Ta gierka ma niezły klimat..
Soldamn [ krówka!! z wymionami ]
Dino Crisis 1--> za kazdym razem jak prechodzilem moment z tym jak dinozaur tlucze szybe, wyskakiwalem z krzesla, mimo iz dobrze wiedzialem co ma byc
Adamss [ -betting addiction- ]
No, pamiętam, że kiedyś bałem się przy niektórych grach, ale teraz się przywyczaiłem do tego ;-]. Straszą mnie czasem jedynie te z bardzo fajnymi obrazkami :D.
Piotr64 [ Pretorianin ]
AVP 1/2 plus słuchawki.... Silent Hill.... ale żeby serduszko przestao walić wystarczy na moment przyciszyć dźwięk i wszystk owraca do normy. :)
ciemek [ Senator ]
AvP część pierwsza... poprostu mło się nie zkichałem ze strachu grając marinem...co za klimat ...poprostu niesmowite. Do tej pory mam sentyment do tej gry. A tak pozatym, to często w FPPach występuje element strachu, ale teraz niestety nuczyłem się go jakby kontrolować (trening czyni mistrza) . Czekm jednak na gierkę, która pozwoli mi się spocić ze strachu (odziwo, cudowne uczucie - strach przy graniu, a nie pocenie się ;P ). Może Doom 3 (o ile żabkowanie pozwoli mi grać) albo H-L 2 ...może XIII...a może Knights of the Old Republic (choć to nie FPP)...niedługo się przekonam co do dwóch ostatnich tytułów.
Dibbler [ Gardło Sobie Podrzynam ]
Ja mam takie dwie gry : Silent Hill i Undying... przy obu miałem czasem problem by otwozyć jakieś drzwi lub wejść w ciemny korytarz...
Dibbler [ Gardło Sobie Podrzynam ]
Acha spojrzałem jeszcze na półkę i zoriętowałem sie że nie dodałem jednej gry... Phantasmagoria część pierwsza, to dopiero było traumatyczne przeżycie... chyba zainstaluje ponownie.
zarith [ ]
system shock 1 i system shock 2 :) nie do pobicia:)
Misio-Jedi [ Legend ]
Oj przestraszyła mnie przestraszyła...
Najpierw Thief - takiego pietra dostałem że musiałem wyłączyć i poczekać aż ktoś wróci do domu :)
Potem Aliens vs Predator - dzwoniłem zębami ze strachu grając marinem (dwójka już mnie tak nie przeraziła)

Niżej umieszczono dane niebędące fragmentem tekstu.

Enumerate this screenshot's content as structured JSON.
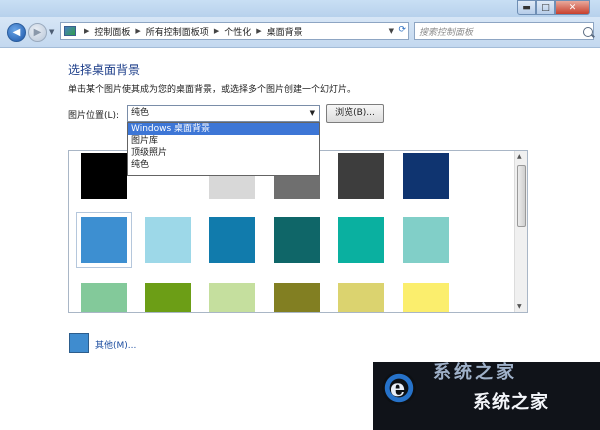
{
  "window": {
    "minimize_glyph": "▬",
    "maximize_glyph": "□",
    "close_glyph": "✕"
  },
  "nav": {
    "back_glyph": "◀",
    "forward_glyph": "▶",
    "history_glyph": "▼"
  },
  "breadcrumbs": [
    "控制面板",
    "所有控制面板项",
    "个性化",
    "桌面背景"
  ],
  "search": {
    "placeholder": "搜索控制面板"
  },
  "page": {
    "title": "选择桌面背景",
    "instruction": "单击某个图片使其成为您的桌面背景，或选择多个图片创建一个幻灯片。",
    "location_label": "图片位置(L):",
    "location_selected": "纯色",
    "browse_label": "浏览(B)...",
    "other_label": "其他(M)..."
  },
  "location_options": [
    {
      "label": "Windows 桌面背景",
      "highlighted": true
    },
    {
      "label": "图片库",
      "highlighted": false
    },
    {
      "label": "顶级照片",
      "highlighted": false
    },
    {
      "label": "纯色",
      "highlighted": false
    }
  ],
  "swatches": [
    [
      "#000000",
      "#ffffff",
      "#d8d8d8",
      "#6f6f6f",
      "#3d3d3d",
      "#0f3470"
    ],
    [
      "#3d8fd1",
      "#9dd8e8",
      "#117bac",
      "#0f6668",
      "#0ab0a0",
      "#81cfc8"
    ],
    [
      "#83c99a",
      "#6c9e16",
      "#c5df9e",
      "#827f22",
      "#dbd36f",
      "#fbee6d"
    ]
  ],
  "other_color": "#3f8ccf",
  "watermark": {
    "text": "系统之家",
    "faded_text": "系统之家"
  }
}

No ale najbardziej chyba System Shock 2 - podskakiwałem na krześle na dużą wysokość :)
holyfire [ Konsul ]
Niemal srałem po gaciach jak grałem w Nosferatu:Wrath of Malachi :-) Ta gra ma super klimat!!!
SnT [ MokumManiac ]
Przestraszył mnie Resident Evil - ale to nei jest to co tygryski lubia najbardziej, tu mozna "skoczyc" w kilku momentach, a pradziwe ARCYDZIEŁO to Silent Hill (1,2,3) - no toż t opsyhodelia nie do pobicia, trzesie sie portkami przez cała gre i najgorse jest to ze nei wiadomo czemu sie trzesie...te dźwięki, klimat...no mhmmmmmmm!!! Poza tym to daje rade też :ThE Thing i własnie wspomniany Half-Life...ale raczej przez pierwsze 2 h gr, bo pozniej lajcik jest :).
Stinger [ Warrior Of Havoc ]
Diablo 1. Siedzimy sobie z kumplem i gramy, akurat bylismy na poziomie z butcherem (Jeden z bossów jakby ktos nie widział). Butcher zreguły siedział w jednym pomieszczeniu jednak akurat wyszedł. Szukamy go po planszy nagle wyskakuje i wrzeszczy "Fresh meat" tak nas to przestraszyło ze polecielismy metr do tyłu i razem krzyknelismy ze strachu.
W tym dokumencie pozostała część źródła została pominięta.